Mark my words, Schwartz is toast, IBM deal or no deal. If the IBM deal fails completely (most likely outcome), look for Scott McNealy to pull a Michael Dell (or a Jerry Yang, depending on how you look at it) and to appoint himself CEO again. The board of Sun wouldn’t allow such a thing if there were even one viable suitor left. But there isn’t.

§ James Hamilton’s Data Center Efficiency Summit (Posting #4) continues his efficiency analysis series with this 4/5/2009 post. Preceding posts from Google’s Data Center Efficiency Summit are:

  1. Data Center Efficiency Summit
  2. Rough Notes: Data Center Efficiency Summit
  3. Rough Notes: Data Center Efficiency Summit (posting #3)

§ James Urquhart analyzes Internal cloud's big test: Amazon vs.
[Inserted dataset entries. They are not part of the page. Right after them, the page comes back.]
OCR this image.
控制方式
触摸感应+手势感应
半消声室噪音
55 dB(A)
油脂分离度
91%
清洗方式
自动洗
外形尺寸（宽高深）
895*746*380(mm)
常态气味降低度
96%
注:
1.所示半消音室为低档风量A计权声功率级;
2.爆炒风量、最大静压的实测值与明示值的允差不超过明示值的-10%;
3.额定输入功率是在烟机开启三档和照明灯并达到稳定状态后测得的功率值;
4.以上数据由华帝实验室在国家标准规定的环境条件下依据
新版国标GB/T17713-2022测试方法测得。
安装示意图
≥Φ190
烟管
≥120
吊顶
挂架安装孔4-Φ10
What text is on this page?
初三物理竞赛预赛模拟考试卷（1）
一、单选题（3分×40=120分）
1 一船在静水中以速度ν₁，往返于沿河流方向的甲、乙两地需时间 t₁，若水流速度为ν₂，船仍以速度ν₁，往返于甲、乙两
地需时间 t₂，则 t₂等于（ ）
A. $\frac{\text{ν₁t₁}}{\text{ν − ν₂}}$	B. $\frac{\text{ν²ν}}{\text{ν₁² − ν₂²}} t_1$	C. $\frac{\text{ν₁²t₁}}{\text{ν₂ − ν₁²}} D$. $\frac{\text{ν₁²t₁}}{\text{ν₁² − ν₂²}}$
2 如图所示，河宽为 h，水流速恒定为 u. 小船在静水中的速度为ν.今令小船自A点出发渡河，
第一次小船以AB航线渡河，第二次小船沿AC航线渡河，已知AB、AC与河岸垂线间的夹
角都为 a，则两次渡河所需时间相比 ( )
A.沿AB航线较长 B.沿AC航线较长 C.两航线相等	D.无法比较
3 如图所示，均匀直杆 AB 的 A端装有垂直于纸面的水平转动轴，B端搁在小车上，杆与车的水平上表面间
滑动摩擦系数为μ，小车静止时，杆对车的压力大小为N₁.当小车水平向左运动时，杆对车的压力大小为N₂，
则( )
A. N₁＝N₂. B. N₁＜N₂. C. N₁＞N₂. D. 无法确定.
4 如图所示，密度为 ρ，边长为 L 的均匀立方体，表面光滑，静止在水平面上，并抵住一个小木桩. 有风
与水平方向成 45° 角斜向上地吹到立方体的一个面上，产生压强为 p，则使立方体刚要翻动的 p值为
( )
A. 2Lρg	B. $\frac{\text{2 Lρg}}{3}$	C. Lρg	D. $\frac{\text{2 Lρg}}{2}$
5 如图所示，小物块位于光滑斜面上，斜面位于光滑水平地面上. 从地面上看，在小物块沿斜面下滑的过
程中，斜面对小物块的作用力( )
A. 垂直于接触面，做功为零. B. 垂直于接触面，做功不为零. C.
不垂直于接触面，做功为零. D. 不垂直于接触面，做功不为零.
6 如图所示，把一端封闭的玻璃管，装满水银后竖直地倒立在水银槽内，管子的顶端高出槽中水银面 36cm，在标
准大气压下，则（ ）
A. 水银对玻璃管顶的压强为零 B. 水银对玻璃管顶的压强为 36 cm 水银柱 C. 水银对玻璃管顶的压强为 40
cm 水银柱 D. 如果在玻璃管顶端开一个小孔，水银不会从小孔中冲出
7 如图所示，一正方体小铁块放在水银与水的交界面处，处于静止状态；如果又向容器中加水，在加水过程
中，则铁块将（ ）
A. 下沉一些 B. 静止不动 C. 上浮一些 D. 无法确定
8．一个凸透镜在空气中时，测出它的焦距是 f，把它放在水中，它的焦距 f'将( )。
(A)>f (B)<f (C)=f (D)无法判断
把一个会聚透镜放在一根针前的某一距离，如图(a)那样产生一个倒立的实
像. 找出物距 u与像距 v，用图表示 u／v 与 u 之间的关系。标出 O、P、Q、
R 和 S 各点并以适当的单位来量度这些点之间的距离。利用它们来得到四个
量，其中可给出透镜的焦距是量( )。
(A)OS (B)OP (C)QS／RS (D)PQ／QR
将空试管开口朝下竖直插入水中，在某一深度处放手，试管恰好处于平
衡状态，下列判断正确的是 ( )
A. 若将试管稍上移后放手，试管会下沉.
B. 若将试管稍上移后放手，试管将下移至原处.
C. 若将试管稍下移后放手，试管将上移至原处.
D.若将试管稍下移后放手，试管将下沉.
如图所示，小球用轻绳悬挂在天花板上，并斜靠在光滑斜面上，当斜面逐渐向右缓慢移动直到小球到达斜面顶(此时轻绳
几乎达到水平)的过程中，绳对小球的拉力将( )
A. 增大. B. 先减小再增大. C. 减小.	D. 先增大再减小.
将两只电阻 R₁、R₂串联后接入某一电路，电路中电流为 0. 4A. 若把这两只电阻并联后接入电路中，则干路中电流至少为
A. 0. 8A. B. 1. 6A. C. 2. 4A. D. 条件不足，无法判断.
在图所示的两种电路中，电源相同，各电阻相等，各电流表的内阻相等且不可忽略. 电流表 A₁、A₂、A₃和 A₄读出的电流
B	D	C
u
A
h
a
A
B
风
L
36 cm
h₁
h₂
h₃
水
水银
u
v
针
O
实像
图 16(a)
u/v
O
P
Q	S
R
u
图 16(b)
Cloudera on 4/4/2009:

The announcement on Thursday of Amazon's new Hadoop-based Elastic MapReduce service, combined with the introduction of a commercial Hadoop distribution from start-up Cloudera, means that we finally have a reasonable means of watching which directions enterprise IT prefers.

§ Chris Fleck’s Amazon EC2 Reserved Pricing Changes the Equation post of 4/5/2009, subtitled “Cloud Computing Economics Part Three,” analyzes on-premise or colocation versus Amazon EC2 conventional or reserved instance pricing for five quad-core servers.